Now the client is to perform a full range squat, the ultimate aim is for the hamstrings to cover the calves while the stick stays behind or in line with the ears. Head should be neutral throughout the movement.
WHAT IT TELLS YOU:
Things an overhead squat can indicate about a client:
• Tight hip flexors
• Tight hamstrings
• Tight lats
• Weak upper back
• Tight pecs
• Weak core
• General tightness under load
• General weakness under load
As the whole body has to work in unison to maintain this position, you very quickly see the clients weakest link and dysfunctions from the ideal athletic model. And the ideal athletic model is something we should all be striving towards for longevity and healthy joints.
Emphasis should also be given on what breaks down first. This tells you what the biggest issues are. The overhead squat test is predicated on the idea that the person you’re screening wants to move well and in unison. If the client’s sport or goal outcome is static stretching or moving one joint at a time, this test doesn’t bare as much relevance. However, for most people who want to look good and perform, this is an extremely important test that will mark likely injuries and weaknesses preventing clients from being better and stronger.
THINGS TO WATCH FOR:
Before the client even begins to move, the trainer should assess the arm position of the client. Is the bicep covering the ear? If not, we already have problems. The upper body should be the first thing we observe.

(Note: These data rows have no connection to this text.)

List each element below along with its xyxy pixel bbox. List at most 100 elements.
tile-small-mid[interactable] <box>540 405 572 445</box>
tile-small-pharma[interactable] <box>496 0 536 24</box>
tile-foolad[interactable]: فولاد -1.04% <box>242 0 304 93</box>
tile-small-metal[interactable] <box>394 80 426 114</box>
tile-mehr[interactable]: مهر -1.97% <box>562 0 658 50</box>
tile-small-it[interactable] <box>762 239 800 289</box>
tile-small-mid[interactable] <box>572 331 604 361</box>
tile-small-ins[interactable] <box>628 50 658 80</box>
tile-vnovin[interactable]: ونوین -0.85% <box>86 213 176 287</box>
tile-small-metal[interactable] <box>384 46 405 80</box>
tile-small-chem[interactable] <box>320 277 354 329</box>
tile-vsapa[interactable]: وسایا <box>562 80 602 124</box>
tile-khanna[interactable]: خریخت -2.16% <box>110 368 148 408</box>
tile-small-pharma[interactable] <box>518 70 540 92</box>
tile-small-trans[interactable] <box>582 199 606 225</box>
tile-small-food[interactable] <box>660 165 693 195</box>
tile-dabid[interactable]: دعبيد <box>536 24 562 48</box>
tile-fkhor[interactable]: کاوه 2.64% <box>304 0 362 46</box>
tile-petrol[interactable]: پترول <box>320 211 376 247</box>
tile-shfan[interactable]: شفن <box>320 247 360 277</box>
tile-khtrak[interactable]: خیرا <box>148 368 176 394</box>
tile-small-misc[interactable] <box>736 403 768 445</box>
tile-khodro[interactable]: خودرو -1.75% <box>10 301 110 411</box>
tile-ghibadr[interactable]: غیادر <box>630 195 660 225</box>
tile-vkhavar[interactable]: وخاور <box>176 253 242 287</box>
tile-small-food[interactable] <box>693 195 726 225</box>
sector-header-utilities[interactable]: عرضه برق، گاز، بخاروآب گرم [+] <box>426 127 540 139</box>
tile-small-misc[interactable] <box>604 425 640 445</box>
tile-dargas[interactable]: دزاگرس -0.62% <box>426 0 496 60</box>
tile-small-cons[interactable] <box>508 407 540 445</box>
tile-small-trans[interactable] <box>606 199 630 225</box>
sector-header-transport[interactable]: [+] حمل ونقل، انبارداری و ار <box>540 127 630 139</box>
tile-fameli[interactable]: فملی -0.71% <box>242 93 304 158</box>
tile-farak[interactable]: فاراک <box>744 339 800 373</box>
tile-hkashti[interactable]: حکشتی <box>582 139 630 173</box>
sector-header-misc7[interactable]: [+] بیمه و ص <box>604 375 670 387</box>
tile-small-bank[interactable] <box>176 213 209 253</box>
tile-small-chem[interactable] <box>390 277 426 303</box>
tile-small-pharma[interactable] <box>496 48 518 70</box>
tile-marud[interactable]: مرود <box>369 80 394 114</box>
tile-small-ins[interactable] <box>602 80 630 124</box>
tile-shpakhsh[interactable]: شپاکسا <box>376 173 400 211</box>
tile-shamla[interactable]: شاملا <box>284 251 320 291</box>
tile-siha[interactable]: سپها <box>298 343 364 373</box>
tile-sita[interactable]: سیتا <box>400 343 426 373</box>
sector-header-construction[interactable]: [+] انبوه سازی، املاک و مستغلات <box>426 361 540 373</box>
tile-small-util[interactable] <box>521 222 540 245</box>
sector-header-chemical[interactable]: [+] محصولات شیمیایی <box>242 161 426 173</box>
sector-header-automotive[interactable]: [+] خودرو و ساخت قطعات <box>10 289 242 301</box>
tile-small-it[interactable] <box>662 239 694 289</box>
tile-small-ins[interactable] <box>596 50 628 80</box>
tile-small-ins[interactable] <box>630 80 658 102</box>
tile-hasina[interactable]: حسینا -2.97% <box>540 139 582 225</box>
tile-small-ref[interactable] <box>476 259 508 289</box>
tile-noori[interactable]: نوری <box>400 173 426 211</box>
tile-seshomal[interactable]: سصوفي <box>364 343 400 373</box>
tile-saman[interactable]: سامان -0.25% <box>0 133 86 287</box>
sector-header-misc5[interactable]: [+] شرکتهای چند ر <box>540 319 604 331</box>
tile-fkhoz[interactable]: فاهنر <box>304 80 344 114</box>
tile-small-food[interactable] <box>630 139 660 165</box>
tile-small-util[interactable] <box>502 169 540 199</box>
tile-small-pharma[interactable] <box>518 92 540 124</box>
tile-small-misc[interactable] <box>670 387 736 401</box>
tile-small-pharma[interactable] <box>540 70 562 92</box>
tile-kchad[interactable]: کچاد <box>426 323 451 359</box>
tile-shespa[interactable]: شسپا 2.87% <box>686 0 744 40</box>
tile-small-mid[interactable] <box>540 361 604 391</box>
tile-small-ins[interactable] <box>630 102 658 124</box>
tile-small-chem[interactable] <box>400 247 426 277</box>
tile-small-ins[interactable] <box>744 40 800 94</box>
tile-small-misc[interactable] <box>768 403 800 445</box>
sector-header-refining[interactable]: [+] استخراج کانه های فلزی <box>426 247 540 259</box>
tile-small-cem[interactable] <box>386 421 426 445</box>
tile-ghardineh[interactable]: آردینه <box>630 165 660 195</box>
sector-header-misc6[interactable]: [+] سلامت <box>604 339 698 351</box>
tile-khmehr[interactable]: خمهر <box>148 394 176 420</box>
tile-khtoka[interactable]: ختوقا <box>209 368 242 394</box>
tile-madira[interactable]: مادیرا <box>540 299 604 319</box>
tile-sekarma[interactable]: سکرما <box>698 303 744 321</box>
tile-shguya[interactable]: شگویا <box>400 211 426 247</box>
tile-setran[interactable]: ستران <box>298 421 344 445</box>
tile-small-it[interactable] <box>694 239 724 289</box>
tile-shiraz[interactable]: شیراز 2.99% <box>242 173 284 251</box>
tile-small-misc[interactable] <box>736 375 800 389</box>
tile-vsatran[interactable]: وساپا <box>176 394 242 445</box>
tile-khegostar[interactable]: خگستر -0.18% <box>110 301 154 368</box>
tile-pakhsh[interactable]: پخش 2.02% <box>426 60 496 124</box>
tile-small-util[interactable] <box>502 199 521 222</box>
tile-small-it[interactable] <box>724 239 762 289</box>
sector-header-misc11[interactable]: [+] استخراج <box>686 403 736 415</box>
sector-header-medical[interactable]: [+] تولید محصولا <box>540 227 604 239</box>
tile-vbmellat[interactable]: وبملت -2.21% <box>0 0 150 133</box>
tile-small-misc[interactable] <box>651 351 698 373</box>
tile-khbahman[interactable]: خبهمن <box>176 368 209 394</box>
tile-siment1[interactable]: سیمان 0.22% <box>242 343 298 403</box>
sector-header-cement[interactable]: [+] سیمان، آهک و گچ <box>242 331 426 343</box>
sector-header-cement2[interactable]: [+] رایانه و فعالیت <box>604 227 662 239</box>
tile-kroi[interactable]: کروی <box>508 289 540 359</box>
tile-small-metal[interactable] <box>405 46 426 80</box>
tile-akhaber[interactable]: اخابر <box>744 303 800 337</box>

When the client begins to move, the trainer should be quick to assess what is the first thing that breaks down in the movement. Further testing can be done to distinguish if it’s tight or weak, or weak and tight.
As the client moves you want to assess:
• If the client is pulled forward?
• Does their stomach begin to meet their quads?
• Does their bum tuck under at the bottom?
• Depth of movement
• The range of movement from their knee. Does their knee move over their toe? You can measure this with fingers.
• Can they stay erect and upright?
• Do their arms move forward?
IF “THIS” DO “THAT”
• If Lats are tight:
Get the client to hang from a chin up, building up to 3 sets of 60 seconds before each workout. Possible starting point is 3 sets of 15 seconds depending on the client.
Use the timed hang as a weighted stretch. If the client is unable to support body weight, regress them to supporting themselves with their feet gentle resting on the floor until they can support themselves.
• If they are restricted in the lower limbs:
1. Train and stretch calfs. Both seated and standing. Implement a 2121 tempo, ensuring an adequate stretch in the bottom position as they move.
2. Use spilt squats. Depending on strength and ability, front foot elevated is the most common starting point. If they move forward in the test, use dumbbells to prevent incorrect loading on the lower back.
3. Give mobility sequences to perform daily.
• If weak upper back
I almost always find the client does not know how to retract and depress their scuapula. They are either trained and rely on latissimus dorsi for all rowing movements, or untrained and traps are overly used.
In which case, Y Raises are your best friend. MUST be performed correctly. These either feel like your upper back is going to cramp or you’re doing them wrong.
Additionally, cable seated row, unilateral handles with a 4030 tempo.
• If can’t achieve the bicep being inline with the ears,
This could be because the pecs are too tight and developed in comparison to the upper back. To alleviate this issue, a 2-fold strategy must be implemented:
1. Stretch, and improve range of motion in the pectoralis major and minor
2. Strengthen and develop the upper back, particularly by retracting and setting down and in the scapula.